3 February, 2011 (14:56) | Projects, String Searching, Website | By: mj_bell

Continuing with my adding of content to my website, I added my undergraduate dissertation project earlier today. My project, titled “Animating String Searching Algorithms”, looked at building a teaching tool for string searching algorithms. The development of the tool was done in Java and as a couple of years have now passed since I created the tool, and I can see a number of enhancements I would like to make. A few of these were clear upon completion, however as my programming has improved I can see a number of ways to improve it “under the hood”.  However, I’m still pretty happy with the tool and the research I did into it, and enjoyed the project as a whole .

I started demonstrating on CSC8002 today – Advanced Programming on the MSc Computing Science course – which will cover event driven programming, so will be good to brush up on my GUI skills.

Coming along nicely…

2 February, 2011 (16:41) | Website | By: mj_bell

The webpage is coming along nicely.
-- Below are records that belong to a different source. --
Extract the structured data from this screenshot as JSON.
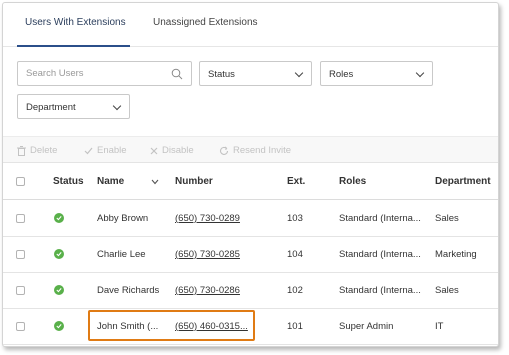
{
  "tabs": [
    {
      "label": "Users With Extensions",
      "active": true
    },
    {
      "label": "Unassigned Extensions",
      "active": false
    }
  ],
  "filters": {
    "search_placeholder": "Search Users",
    "status_label": "Status",
    "roles_label": "Roles",
    "department_label": "Department"
  },
  "toolbar": {
    "delete_label": "Delete",
    "enable_label": "Enable",
    "disable_label": "Disable",
    "resend_label": "Resend Invite"
  },
  "table": {
    "headers": {
      "status": "Status",
      "name": "Name",
      "number": "Number",
      "ext": "Ext.",
      "roles": "Roles",
      "department": "Department"
    },
    "rows": [
      {
        "name": "Abby Brown",
        "number": "(650) 730-0289",
        "ext": "103",
        "roles": "Standard (Interna...",
        "department": "Sales",
        "status": "active"
      },
      {
        "name": "Charlie Lee",
        "number": "(650) 730-0285",
        "ext": "104",
        "roles": "Standard (Interna...",
        "department": "Marketing",
        "status": "active"
      },
      {
        "name": "Dave Richards",
        "number": "(650) 730-0286",
        "ext": "102",
        "roles": "Standard (Interna...",
        "department": "Sales",
        "status": "active"
      },
      {
        "name": "John Smith (...",
        "number": "(650) 460-0315...",
        "ext": "101",
        "roles": "Super Admin",
        "department": "IT",
        "status": "active"
      }
    ]
  },
  "colors": {
    "accent": "#2b4f8a",
    "status_ok": "#59b04a",
    "highlight": "#e07b14"
  }
}
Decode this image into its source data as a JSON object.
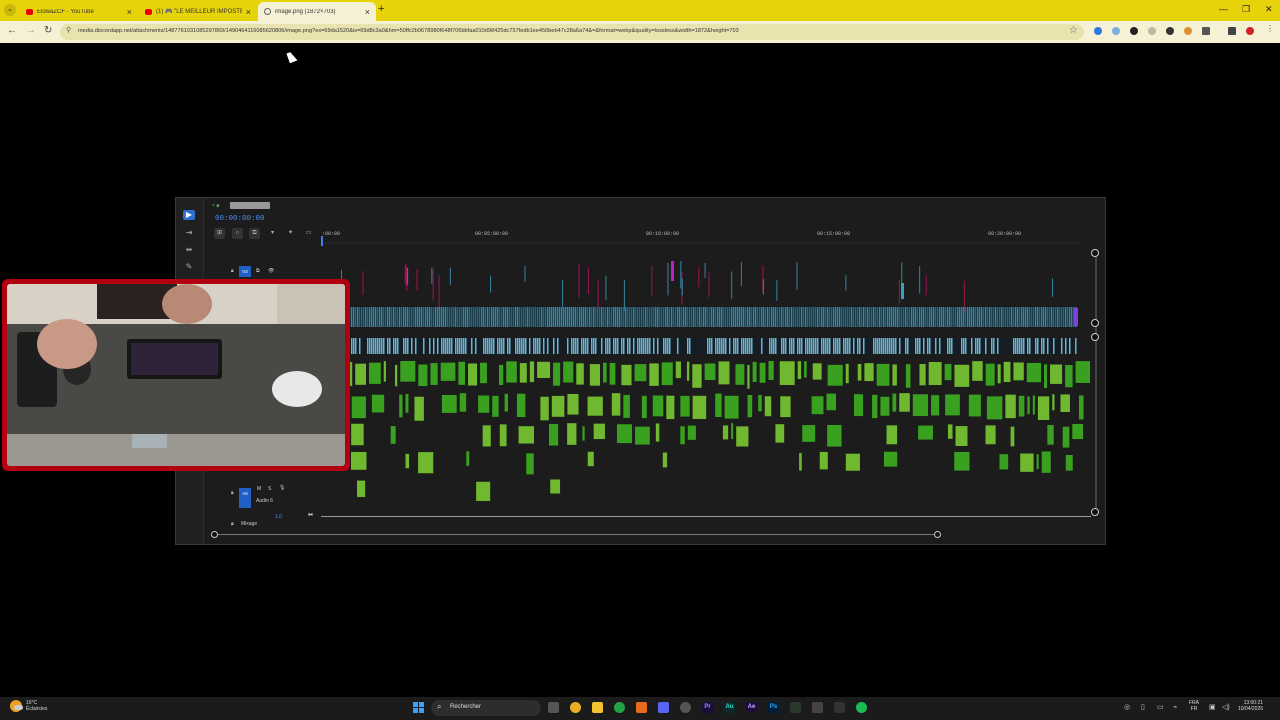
{
  "browser": {
    "tabs": [
      {
        "label": "ElowaZCF - YouTube",
        "favicon": "youtube-icon",
        "active": false
      },
      {
        "label": "(1) 🎮 \"LE MEILLEUR IMPOSTE...",
        "favicon": "youtube-icon",
        "active": false
      },
      {
        "label": "image.png (1872×703)",
        "favicon": "page-icon",
        "active": true
      }
    ],
    "url": "media.discordapp.net/attachments/1487761031085297869/1490464116085620806/image.png?ex=69da1520&is=69d8c3a0&hm=50ffc2b0678980f648f706bbfaa010d98425dc757fedb1ee450beb47c28a6a74&=&format=webp&quality=lossless&width=1872&height=703",
    "accent": "#e6d30a"
  },
  "timeline": {
    "timecode": "00:00:00:00",
    "ruler_labels": [
      ":00:00",
      "00:05:00:00",
      "00:10:00:00",
      "00:15:00:00",
      "00:20:00:00"
    ],
    "tracks": {
      "v3": "V3",
      "a6_badge": "A6",
      "a6_name": "Audio 6",
      "mix_name": "Mixage",
      "mix_value": "1,0"
    }
  },
  "taskbar": {
    "weather_temp": "16°C",
    "weather_desc": "Éclaircies",
    "search_placeholder": "Rechercher",
    "lang_top": "FRA",
    "lang_bottom": "FR",
    "time": "13:00:21",
    "date": "10/04/2026"
  }
}
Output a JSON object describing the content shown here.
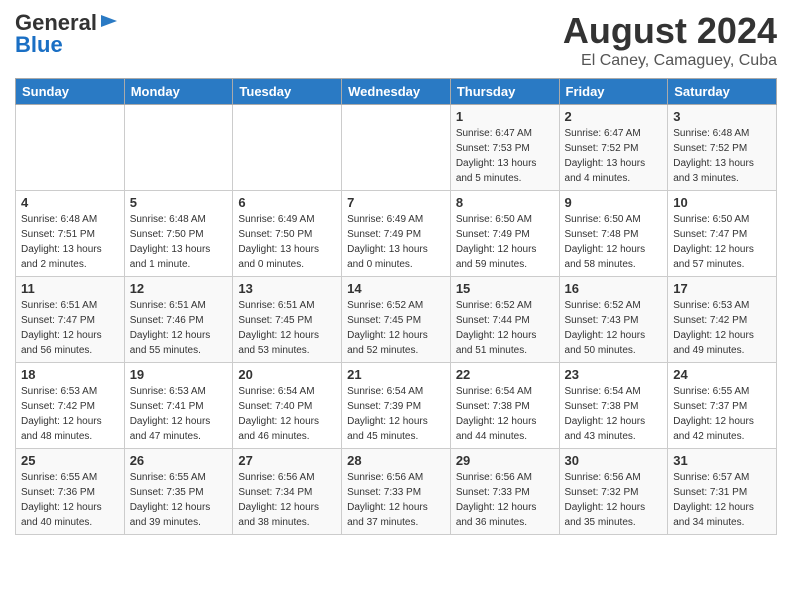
{
  "header": {
    "logo_line1": "General",
    "logo_line2": "Blue",
    "month_year": "August 2024",
    "location": "El Caney, Camaguey, Cuba"
  },
  "days_of_week": [
    "Sunday",
    "Monday",
    "Tuesday",
    "Wednesday",
    "Thursday",
    "Friday",
    "Saturday"
  ],
  "weeks": [
    [
      {
        "day": "",
        "sunrise": "",
        "sunset": "",
        "daylight": ""
      },
      {
        "day": "",
        "sunrise": "",
        "sunset": "",
        "daylight": ""
      },
      {
        "day": "",
        "sunrise": "",
        "sunset": "",
        "daylight": ""
      },
      {
        "day": "",
        "sunrise": "",
        "sunset": "",
        "daylight": ""
      },
      {
        "day": "1",
        "sunrise": "Sunrise: 6:47 AM",
        "sunset": "Sunset: 7:53 PM",
        "daylight": "Daylight: 13 hours and 5 minutes."
      },
      {
        "day": "2",
        "sunrise": "Sunrise: 6:47 AM",
        "sunset": "Sunset: 7:52 PM",
        "daylight": "Daylight: 13 hours and 4 minutes."
      },
      {
        "day": "3",
        "sunrise": "Sunrise: 6:48 AM",
        "sunset": "Sunset: 7:52 PM",
        "daylight": "Daylight: 13 hours and 3 minutes."
      }
    ],
    [
      {
        "day": "4",
        "sunrise": "Sunrise: 6:48 AM",
        "sunset": "Sunset: 7:51 PM",
        "daylight": "Daylight: 13 hours and 2 minutes."
      },
      {
        "day": "5",
        "sunrise": "Sunrise: 6:48 AM",
        "sunset": "Sunset: 7:50 PM",
        "daylight": "Daylight: 13 hours and 1 minute."
      },
      {
        "day": "6",
        "sunrise": "Sunrise: 6:49 AM",
        "sunset": "Sunset: 7:50 PM",
        "daylight": "Daylight: 13 hours and 0 minutes."
      },
      {
        "day": "7",
        "sunrise": "Sunrise: 6:49 AM",
        "sunset": "Sunset: 7:49 PM",
        "daylight": "Daylight: 13 hours and 0 minutes."
      },
      {
        "day": "8",
        "sunrise": "Sunrise: 6:50 AM",
        "sunset": "Sunset: 7:49 PM",
        "daylight": "Daylight: 12 hours and 59 minutes."
      },
      {
        "day": "9",
        "sunrise": "Sunrise: 6:50 AM",
        "sunset": "Sunset: 7:48 PM",
        "daylight": "Daylight: 12 hours and 58 minutes."
      },
      {
        "day": "10",
        "sunrise": "Sunrise: 6:50 AM",
        "sunset": "Sunset: 7:47 PM",
        "daylight": "Daylight: 12 hours and 57 minutes."
      }
    ],
    [
      {
        "day": "11",
        "sunrise": "Sunrise: 6:51 AM",
        "sunset": "Sunset: 7:47 PM",
        "daylight": "Daylight: 12 hours and 56 minutes."
      },
      {
        "day": "12",
        "sunrise": "Sunrise: 6:51 AM",
        "sunset": "Sunset: 7:46 PM",
        "daylight": "Daylight: 12 hours and 55 minutes."
      },
      {
        "day": "13",
        "sunrise": "Sunrise: 6:51 AM",
        "sunset": "Sunset: 7:45 PM",
        "daylight": "Daylight: 12 hours and 53 minutes."
      },
      {
        "day": "14",
        "sunrise": "Sunrise: 6:52 AM",
        "sunset": "Sunset: 7:45 PM",
        "daylight": "Daylight: 12 hours and 52 minutes."
      },
      {
        "day": "15",
        "sunrise": "Sunrise: 6:52 AM",
        "sunset": "Sunset: 7:44 PM",
        "daylight": "Daylight: 12 hours and 51 minutes."
      },
      {
        "day": "16",
        "sunrise": "Sunrise: 6:52 AM",
        "sunset": "Sunset: 7:43 PM",
        "daylight": "Daylight: 12 hours and 50 minutes."
      },
      {
        "day": "17",
        "sunrise": "Sunrise: 6:53 AM",
        "sunset": "Sunset: 7:42 PM",
        "daylight": "Daylight: 12 hours and 49 minutes."
      }
    ],
    [
      {
        "day": "18",
        "sunrise": "Sunrise: 6:53 AM",
        "sunset": "Sunset: 7:42 PM",
        "daylight": "Daylight: 12 hours and 48 minutes."
      },
      {
        "day": "19",
        "sunrise": "Sunrise: 6:53 AM",
        "sunset": "Sunset: 7:41 PM",
        "daylight": "Daylight: 12 hours and 47 minutes."
      },
      {
        "day": "20",
        "sunrise": "Sunrise: 6:54 AM",
        "sunset": "Sunset: 7:40 PM",
        "daylight": "Daylight: 12 hours and 46 minutes."
      },
      {
        "day": "21",
        "sunrise": "Sunrise: 6:54 AM",
        "sunset": "Sunset: 7:39 PM",
        "daylight": "Daylight: 12 hours and 45 minutes."
      },
      {
        "day": "22",
        "sunrise": "Sunrise: 6:54 AM",
        "sunset": "Sunset: 7:38 PM",
        "daylight": "Daylight: 12 hours and 44 minutes."
      },
      {
        "day": "23",
        "sunrise": "Sunrise: 6:54 AM",
        "sunset": "Sunset: 7:38 PM",
        "daylight": "Daylight: 12 hours and 43 minutes."
      },
      {
        "day": "24",
        "sunrise": "Sunrise: 6:55 AM",
        "sunset": "Sunset: 7:37 PM",
        "daylight": "Daylight: 12 hours and 42 minutes."
      }
    ],
    [
      {
        "day": "25",
        "sunrise": "Sunrise: 6:55 AM",
        "sunset": "Sunset: 7:36 PM",
        "daylight": "Daylight: 12 hours and 40 minutes."
      },
      {
        "day": "26",
        "sunrise": "Sunrise: 6:55 AM",
        "sunset": "Sunset: 7:35 PM",
        "daylight": "Daylight: 12 hours and 39 minutes."
      },
      {
        "day": "27",
        "sunrise": "Sunrise: 6:56 AM",
        "sunset": "Sunset: 7:34 PM",
        "daylight": "Daylight: 12 hours and 38 minutes."
      },
      {
        "day": "28",
        "sunrise": "Sunrise: 6:56 AM",
        "sunset": "Sunset: 7:33 PM",
        "daylight": "Daylight: 12 hours and 37 minutes."
      },
      {
        "day": "29",
        "sunrise": "Sunrise: 6:56 AM",
        "sunset": "Sunset: 7:33 PM",
        "daylight": "Daylight: 12 hours and 36 minutes."
      },
      {
        "day": "30",
        "sunrise": "Sunrise: 6:56 AM",
        "sunset": "Sunset: 7:32 PM",
        "daylight": "Daylight: 12 hours and 35 minutes."
      },
      {
        "day": "31",
        "sunrise": "Sunrise: 6:57 AM",
        "sunset": "Sunset: 7:31 PM",
        "daylight": "Daylight: 12 hours and 34 minutes."
      }
    ]
  ]
}
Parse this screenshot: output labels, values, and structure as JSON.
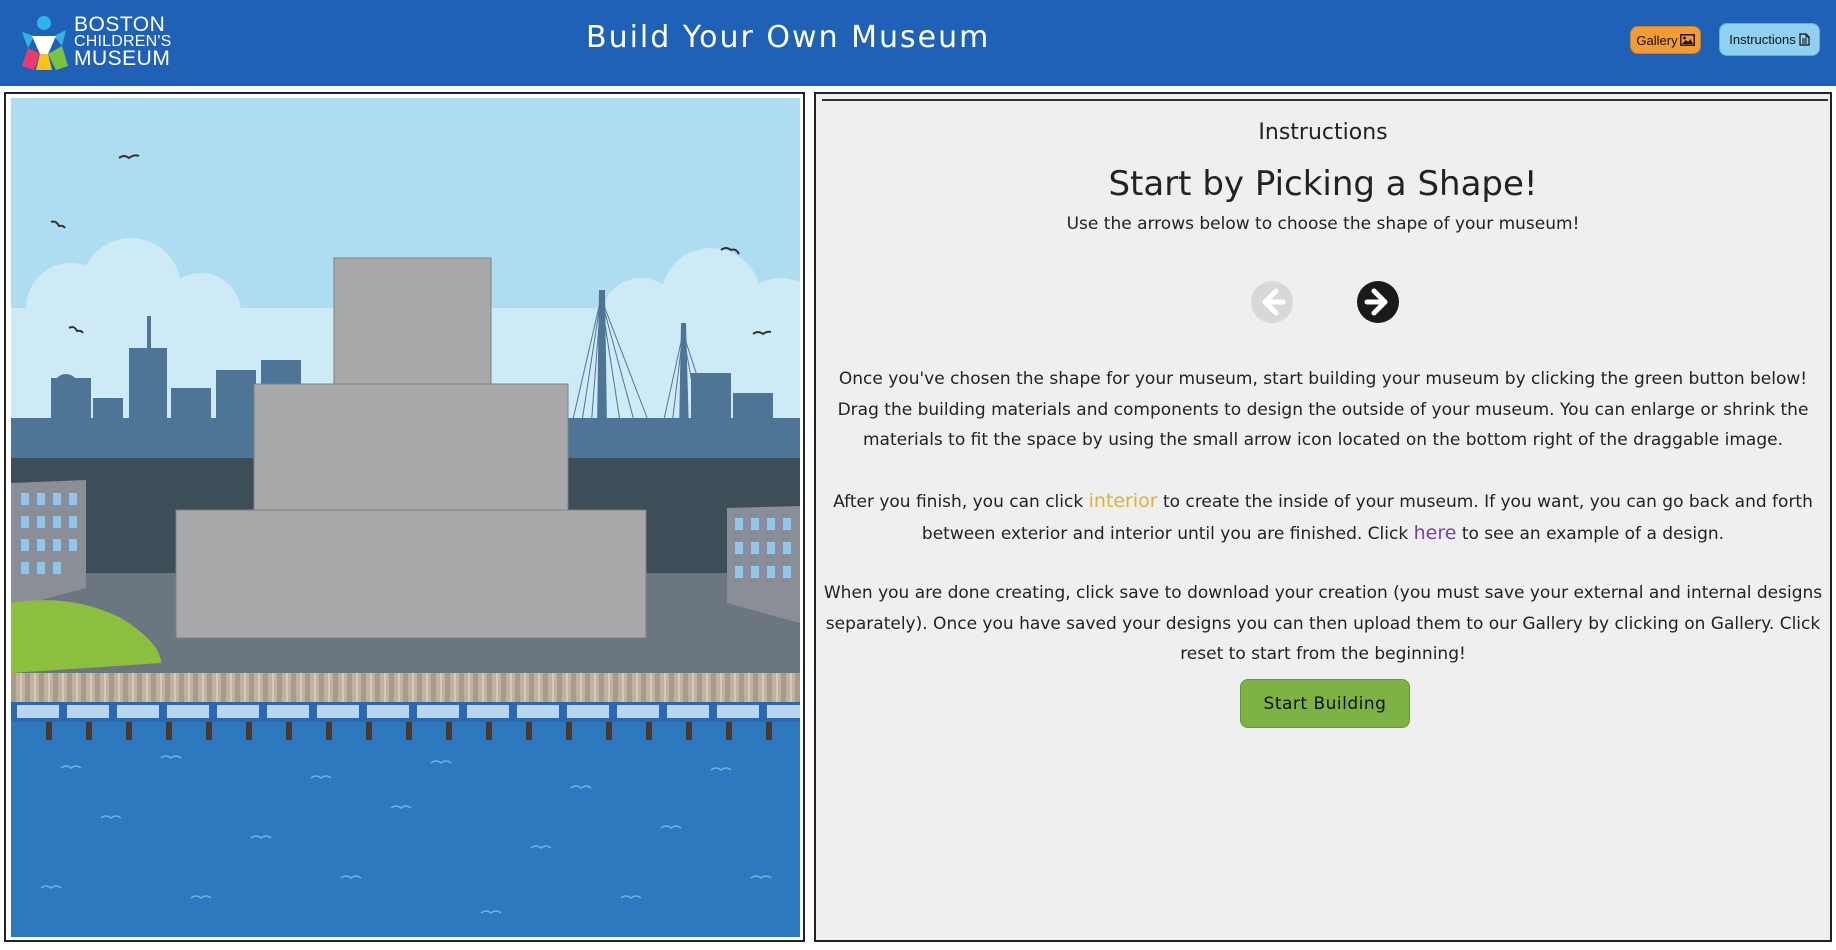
{
  "header": {
    "logo": {
      "line1": "BOSTON",
      "line2": "CHILDREN'S",
      "line3": "MUSEUM"
    },
    "title": "Build Your Own Museum",
    "gallery_label": "Gallery",
    "instructions_label": "Instructions"
  },
  "panel": {
    "heading": "Instructions",
    "title": "Start by Picking a Shape!",
    "subtitle": "Use the arrows below to choose the shape of your museum!",
    "para1": "Once you've chosen the shape for your museum, start building your museum by clicking the green button below! Drag the building materials and components to design the outside of your museum. You can enlarge or shrink the materials to fit the space by using the small arrow icon located on the bottom right of the draggable image.",
    "para2_a": "After you finish, you can click ",
    "para2_link1": "interior",
    "para2_b": " to create the inside of your museum. If you want, you can go back and forth between exterior and interior until you are finished. Click ",
    "para2_link2": "here",
    "para2_c": " to see an example of a design.",
    "para3": "When you are done creating, click save to download your creation (you must save your external and internal designs separately). Once you have saved your designs you can then upload them to our Gallery by clicking on Gallery. Click reset to start from the beginning!",
    "start_label": "Start Building"
  },
  "colors": {
    "header_bg": "#2061b8",
    "gallery_bg": "#f39c34",
    "instructions_bg": "#8fd1ee",
    "start_bg": "#7cb342",
    "interior_link": "#d6b633",
    "here_link": "#7a3cb0"
  },
  "icons": {
    "gallery": "image-icon",
    "instructions": "document-icon",
    "prev": "arrow-left-circle-icon",
    "next": "arrow-right-circle-icon"
  }
}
The design is pretty much sorted, just need to add the content now. I’ve also setup a twitter account (@mj_bell) which I have integrated into the webpage, along with updates from my CiteULike library. Once the website is fully up and running, I will start tweeting! The blog and tweets will start being work based and give updates and progress on my research and progress as I go along hopefully in a day or two, once the core content is up on the webpage.